Gare de Puybrun is a railway station located in the commune of Puybrun, in the Lot department, in the Occitanie region in southern France.

It is a passenger stop of the French National Railway Company (SNCF), served by TER trains.

==History==
The Puybrun station was put into service on 11 May 1891 by the Compagnie du chemin de fer de Paris à Orléans (PO), when it opened for operation the section from Saint-Denis-près-Martel to Viescamp-sous-Jallès.

The station had a passenger building, with a central body with three openings, with a floor under a gable roof, framed by two small wings with an opening on the ground floor under a gable roof, it is a crossing station with two tracks and two platforms.

In 1896, the Compagnie du PO indicated that the station's revenue for the whole year was 44,971 francs.
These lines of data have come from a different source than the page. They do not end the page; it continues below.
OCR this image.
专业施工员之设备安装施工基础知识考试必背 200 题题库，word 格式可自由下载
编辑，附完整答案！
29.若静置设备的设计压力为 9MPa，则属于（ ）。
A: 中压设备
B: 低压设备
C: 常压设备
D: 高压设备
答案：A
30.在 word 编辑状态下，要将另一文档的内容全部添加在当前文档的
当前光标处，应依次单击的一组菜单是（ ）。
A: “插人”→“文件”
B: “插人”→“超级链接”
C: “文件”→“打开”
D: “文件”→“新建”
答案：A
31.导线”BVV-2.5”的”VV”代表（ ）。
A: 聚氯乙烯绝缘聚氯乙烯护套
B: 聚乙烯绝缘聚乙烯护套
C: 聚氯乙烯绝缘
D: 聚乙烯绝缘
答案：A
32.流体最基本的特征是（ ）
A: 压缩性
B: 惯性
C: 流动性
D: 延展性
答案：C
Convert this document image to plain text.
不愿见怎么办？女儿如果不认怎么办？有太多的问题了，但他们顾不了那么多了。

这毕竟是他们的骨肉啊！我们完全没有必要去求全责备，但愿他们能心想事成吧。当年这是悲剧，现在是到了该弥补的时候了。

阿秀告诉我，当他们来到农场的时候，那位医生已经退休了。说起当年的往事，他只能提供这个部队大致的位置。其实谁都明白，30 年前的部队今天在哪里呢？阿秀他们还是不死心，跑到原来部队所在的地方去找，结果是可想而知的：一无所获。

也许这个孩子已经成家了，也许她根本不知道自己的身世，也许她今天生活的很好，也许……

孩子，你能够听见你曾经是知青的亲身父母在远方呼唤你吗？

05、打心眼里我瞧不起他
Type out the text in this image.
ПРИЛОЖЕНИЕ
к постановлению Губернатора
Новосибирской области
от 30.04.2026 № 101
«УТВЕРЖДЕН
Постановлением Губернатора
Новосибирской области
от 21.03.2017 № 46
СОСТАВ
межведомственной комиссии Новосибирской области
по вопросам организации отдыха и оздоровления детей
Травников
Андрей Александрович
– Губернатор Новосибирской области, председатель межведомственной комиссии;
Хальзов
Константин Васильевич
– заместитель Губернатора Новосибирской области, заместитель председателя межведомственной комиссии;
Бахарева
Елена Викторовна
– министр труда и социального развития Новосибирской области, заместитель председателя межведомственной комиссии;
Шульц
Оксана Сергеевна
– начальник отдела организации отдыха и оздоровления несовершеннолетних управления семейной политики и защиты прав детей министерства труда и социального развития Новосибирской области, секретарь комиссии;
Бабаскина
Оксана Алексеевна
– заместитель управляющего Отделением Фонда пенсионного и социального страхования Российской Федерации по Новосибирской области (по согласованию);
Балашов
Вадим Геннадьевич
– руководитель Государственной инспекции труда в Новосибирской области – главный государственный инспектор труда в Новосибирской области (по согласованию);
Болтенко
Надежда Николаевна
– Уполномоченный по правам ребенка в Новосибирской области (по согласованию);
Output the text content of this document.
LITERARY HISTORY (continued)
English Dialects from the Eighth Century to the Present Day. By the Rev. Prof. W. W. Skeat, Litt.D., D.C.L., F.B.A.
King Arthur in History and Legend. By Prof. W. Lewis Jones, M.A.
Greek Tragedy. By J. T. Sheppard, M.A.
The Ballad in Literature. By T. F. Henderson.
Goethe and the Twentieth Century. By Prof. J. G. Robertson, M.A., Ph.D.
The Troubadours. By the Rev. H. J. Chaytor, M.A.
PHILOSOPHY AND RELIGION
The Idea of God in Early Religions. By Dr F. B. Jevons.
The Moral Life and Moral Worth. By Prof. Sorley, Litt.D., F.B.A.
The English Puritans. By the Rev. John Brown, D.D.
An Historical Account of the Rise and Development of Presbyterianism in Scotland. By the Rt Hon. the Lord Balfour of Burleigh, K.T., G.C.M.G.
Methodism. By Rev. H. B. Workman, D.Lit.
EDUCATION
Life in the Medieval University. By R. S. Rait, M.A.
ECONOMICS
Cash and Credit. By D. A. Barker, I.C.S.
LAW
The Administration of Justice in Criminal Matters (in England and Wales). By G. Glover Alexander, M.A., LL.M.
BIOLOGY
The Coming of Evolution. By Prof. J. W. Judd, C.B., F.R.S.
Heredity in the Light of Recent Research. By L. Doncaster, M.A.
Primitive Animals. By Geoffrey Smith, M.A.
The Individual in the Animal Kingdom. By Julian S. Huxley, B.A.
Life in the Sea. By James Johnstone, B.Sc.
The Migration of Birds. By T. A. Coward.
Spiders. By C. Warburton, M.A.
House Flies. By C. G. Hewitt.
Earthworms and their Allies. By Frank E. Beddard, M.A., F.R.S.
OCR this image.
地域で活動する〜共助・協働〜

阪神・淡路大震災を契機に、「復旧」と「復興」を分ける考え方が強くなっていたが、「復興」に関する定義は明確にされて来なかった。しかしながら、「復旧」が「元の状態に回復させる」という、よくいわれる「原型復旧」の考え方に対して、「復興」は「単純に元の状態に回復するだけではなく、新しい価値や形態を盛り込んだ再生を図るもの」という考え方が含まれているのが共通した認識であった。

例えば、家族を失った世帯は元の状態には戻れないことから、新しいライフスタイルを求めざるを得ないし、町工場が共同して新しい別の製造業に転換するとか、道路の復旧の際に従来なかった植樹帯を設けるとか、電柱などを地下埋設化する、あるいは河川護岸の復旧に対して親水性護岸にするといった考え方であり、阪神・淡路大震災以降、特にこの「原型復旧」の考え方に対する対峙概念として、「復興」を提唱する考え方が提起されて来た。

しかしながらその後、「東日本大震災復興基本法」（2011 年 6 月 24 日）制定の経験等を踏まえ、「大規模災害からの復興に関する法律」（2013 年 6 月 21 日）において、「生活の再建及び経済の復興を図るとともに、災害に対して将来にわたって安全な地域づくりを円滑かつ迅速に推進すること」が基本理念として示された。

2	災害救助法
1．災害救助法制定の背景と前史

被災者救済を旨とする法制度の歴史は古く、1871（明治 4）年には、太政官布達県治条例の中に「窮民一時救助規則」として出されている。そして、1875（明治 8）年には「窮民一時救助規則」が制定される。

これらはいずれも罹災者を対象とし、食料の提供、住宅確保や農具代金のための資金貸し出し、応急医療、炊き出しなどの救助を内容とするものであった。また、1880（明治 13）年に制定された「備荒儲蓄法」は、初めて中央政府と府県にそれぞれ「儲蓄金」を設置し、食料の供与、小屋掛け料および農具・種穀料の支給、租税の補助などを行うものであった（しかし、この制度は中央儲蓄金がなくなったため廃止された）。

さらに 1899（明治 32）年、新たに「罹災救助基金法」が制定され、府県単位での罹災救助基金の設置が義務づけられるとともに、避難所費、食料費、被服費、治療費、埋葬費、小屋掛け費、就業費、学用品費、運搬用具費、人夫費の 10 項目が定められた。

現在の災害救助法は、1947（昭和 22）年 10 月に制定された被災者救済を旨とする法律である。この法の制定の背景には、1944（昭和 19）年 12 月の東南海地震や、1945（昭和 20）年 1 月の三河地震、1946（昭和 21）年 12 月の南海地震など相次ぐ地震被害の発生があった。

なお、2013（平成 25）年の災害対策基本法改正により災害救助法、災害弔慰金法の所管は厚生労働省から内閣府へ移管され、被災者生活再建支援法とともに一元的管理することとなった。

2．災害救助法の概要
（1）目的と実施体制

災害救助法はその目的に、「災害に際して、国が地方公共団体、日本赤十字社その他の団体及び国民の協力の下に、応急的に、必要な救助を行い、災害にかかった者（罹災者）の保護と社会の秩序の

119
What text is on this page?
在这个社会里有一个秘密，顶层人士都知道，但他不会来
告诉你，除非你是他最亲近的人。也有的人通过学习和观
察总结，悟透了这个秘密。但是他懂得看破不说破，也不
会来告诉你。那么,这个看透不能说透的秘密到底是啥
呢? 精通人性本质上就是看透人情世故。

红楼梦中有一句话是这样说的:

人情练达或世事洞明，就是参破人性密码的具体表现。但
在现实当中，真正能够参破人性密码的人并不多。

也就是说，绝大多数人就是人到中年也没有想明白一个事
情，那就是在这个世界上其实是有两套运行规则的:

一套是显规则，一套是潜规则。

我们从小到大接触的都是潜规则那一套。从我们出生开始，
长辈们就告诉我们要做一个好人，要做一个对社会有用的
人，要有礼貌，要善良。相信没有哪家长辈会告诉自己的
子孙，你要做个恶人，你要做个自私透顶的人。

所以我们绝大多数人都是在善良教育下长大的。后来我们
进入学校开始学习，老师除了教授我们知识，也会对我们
Since becoming an SNCF passenger stop, the passenger building is closed becoming a private house, and the second track and the second platform no longer exist.

==Passenger service==
===Station===
The platform is an unmanaged stopping point with free access. The station has a single track and a single platform.
===Train services===
Puybrun is served by TER Auvergne-Rhône-Alpes regional trains that operate between the stations of Brive-la-Gaillarde and Aurillac.
===Other services===
Parking is possible near the old passenger building.